Escape litteral and Emacs lisp mode
Nicolas et Ryoko
nicolas.pelletier3 at wanadoo.fr
Sat Aug 16 16:07:39 PDT 2003
Brian T Rice <water at tunes.org> writes:
> On Sat, 16 Aug 2003, Nicolas et Ryoko wrote:
>
> > Hello,
> >
> > using #\^[ as a litteral for escape makes Emacs' lisp mode lose
> > the balance between opening and closing parentheses because it
> > does not see the bracket as part of the litteral. As a
> > consequence, beginning-of-defun or C-M-b become inaccurate.
> >
> > Writing #\^\[ for escape fixes this, until ecl understands
> > #\Escape... :-P
>
> Can you explain what's going on here a little better? I really don't
> understand at what level or in what context you're doing this, let
> alone how to write #\^\[ in emacs in the offending way. :)

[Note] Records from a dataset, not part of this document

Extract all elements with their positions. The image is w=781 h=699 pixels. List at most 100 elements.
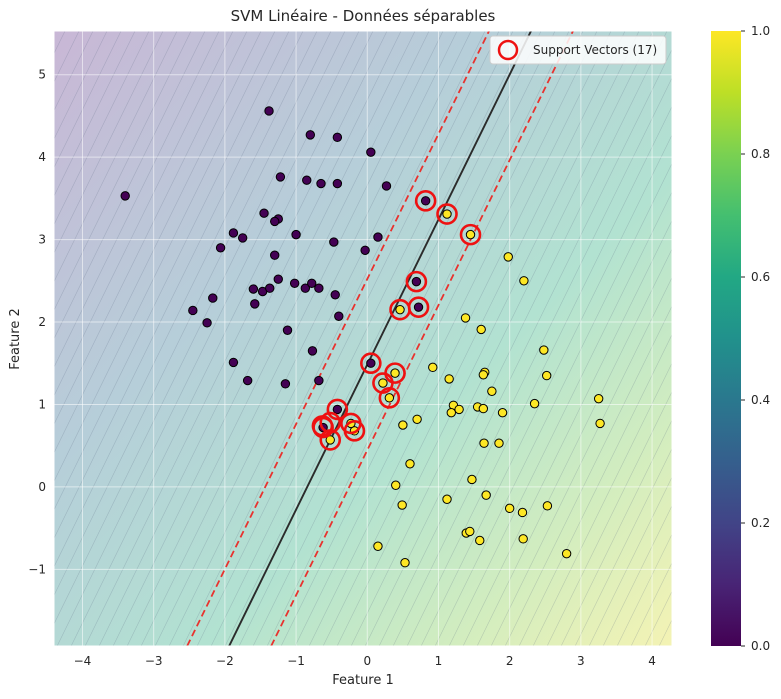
contour-line — [462, 219, 672, 646]
legend-box — [489, 35, 667, 65]
contour-line — [420, 134, 672, 646]
x-tick-label: 4 — [648, 654, 656, 668]
point-class-0 — [332, 178, 343, 189]
point-class-1 — [454, 404, 464, 415]
x-axis-label: Feature 1 — [332, 673, 394, 688]
colorbar-tick-label: 0.4 — [751, 393, 770, 407]
point-class-0 — [270, 216, 280, 227]
point-class-1 — [442, 209, 452, 219]
point-class-1 — [398, 420, 408, 430]
support-vector-ring — [414, 190, 437, 212]
y-tick-label: 4 — [38, 150, 46, 164]
contour-line — [54, 31, 262, 454]
point-class-1 — [517, 507, 528, 518]
y-axis-label: Feature 2 — [8, 308, 23, 370]
contour-line — [126, 31, 430, 646]
point-class-0 — [188, 305, 198, 316]
contour-line — [771, 31, 781, 646]
chart-title: SVM Linéaire - Données séparables — [231, 7, 496, 25]
point-class-0 — [228, 357, 239, 368]
contour-line — [98, 31, 402, 646]
x-tick-label: 1 — [435, 654, 443, 668]
contour-line — [532, 362, 672, 646]
point-class-0 — [202, 318, 212, 328]
point-class-0 — [265, 283, 275, 293]
y-tick-label: 1 — [38, 397, 46, 411]
contour-line — [210, 31, 514, 646]
point-class-0 — [250, 299, 260, 309]
point-class-0 — [270, 250, 280, 260]
decision-function-background — [54, 31, 672, 646]
point-class-0 — [305, 130, 316, 140]
colorbar-gradient — [711, 31, 741, 646]
point-class-0 — [332, 132, 343, 143]
point-class-1 — [412, 414, 422, 424]
contour-line — [54, 31, 192, 311]
point-class-1 — [446, 407, 456, 418]
contour-line — [182, 31, 486, 646]
point-class-0 — [237, 233, 248, 243]
y-axis-ticks: −1 0 1 2 3 4 5 — [28, 68, 46, 577]
point-class-0 — [302, 175, 312, 185]
contour-line — [434, 162, 672, 646]
y-tick-label: 3 — [38, 233, 46, 247]
support-vector-ring — [343, 420, 366, 442]
contour-line — [392, 77, 672, 646]
contour-line — [448, 191, 672, 646]
point-class-1 — [384, 393, 395, 403]
plot-area — [54, 31, 781, 646]
contour-line — [154, 31, 458, 646]
support-vector-ring — [378, 387, 401, 409]
point-class-1 — [595, 418, 605, 429]
point-class-0 — [334, 311, 344, 321]
point-class-1 — [465, 229, 476, 240]
contour-line — [54, 31, 164, 254]
point-class-0 — [413, 302, 424, 312]
point-class-0 — [307, 346, 318, 356]
contour-line — [406, 105, 672, 646]
point-class-0 — [291, 229, 301, 240]
colorbar-tick-label: 0.8 — [751, 147, 770, 161]
grid-lines — [54, 31, 672, 646]
point-class-1 — [529, 398, 540, 409]
point-class-1 — [465, 526, 475, 537]
point-class-0 — [332, 404, 343, 415]
point-class-0 — [420, 196, 431, 206]
point-class-0 — [228, 228, 239, 238]
data-points — [120, 106, 605, 568]
contour-line — [294, 31, 598, 646]
x-tick-label: 3 — [577, 654, 585, 668]
point-class-1 — [395, 304, 405, 315]
point-class-0 — [360, 245, 370, 255]
x-tick-label: 0 — [363, 654, 371, 668]
point-class-1 — [494, 438, 504, 448]
support-vector-markers — [311, 190, 482, 451]
y-tick-label: −1 — [28, 562, 46, 576]
contour-line — [54, 31, 290, 511]
point-class-1 — [518, 534, 528, 544]
point-class-0 — [259, 208, 269, 218]
contour-line — [54, 31, 108, 140]
point-class-1 — [539, 345, 549, 355]
colorbar: 0.0 0.2 0.4 0.6 0.8 1.0 — [711, 24, 770, 653]
contour-line — [54, 31, 346, 625]
point-class-1 — [460, 313, 471, 323]
contour-line — [476, 248, 672, 646]
x-tick-label: −3 — [145, 654, 163, 668]
point-class-0 — [366, 147, 376, 157]
contour-line — [588, 476, 672, 646]
contour-line — [280, 31, 584, 646]
point-class-0 — [314, 375, 324, 386]
contour-line — [54, 31, 318, 568]
point-class-0 — [248, 284, 259, 294]
point-class-0 — [314, 283, 324, 293]
point-class-0 — [300, 283, 311, 293]
colorbar-tick-label: 0.2 — [751, 516, 770, 530]
colorbar-tick-label: 1.0 — [751, 24, 770, 38]
support-vector-ring — [389, 298, 411, 321]
point-class-1 — [481, 490, 491, 500]
point-class-1 — [390, 368, 400, 378]
point-class-1 — [487, 386, 497, 396]
contour-line — [70, 31, 374, 646]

You're right, my message was not clear... :\ Here is a better
description of the problem.
I am reading the lisp files in the slate directory. In compiler.lisp,
the definition of the function read-token is as follows:
(defun read-token ... ; line 202
...
(case (get-char stream)
...
(#\e #\^[) ; line 228
...
Positioning the cursor manually on the parenthesis at the beginning of
the defun line 202 and typing C-M-f should bring me to the end of the
defun. Instead, it does not move the cursor and outputs the error:
forward-sexp: "Scan error: "Unbalanced parentheses", 6810, 21459".
Replacing line 228 by (#\e #\^\[) and redoing C-M-f from the beginning
of the defun brings the cursor to the end of the defun: now the
bracket is no longer seen by Emacs as opening something.
There are 2 such occurences of #\^[ in compiler.lisp, and one in
prims.lisp. The syntax #\^\[ is interpreted as #\^[ by clisp, sbcl and
ecl.
Using #\Escape in the lisp code used in Slate would not trigger this
Emacs lisp-mode bug, but ecl does not understand #\Escape, so the lisp
files seem to use #\^[ for this reason when they mean #\Escape.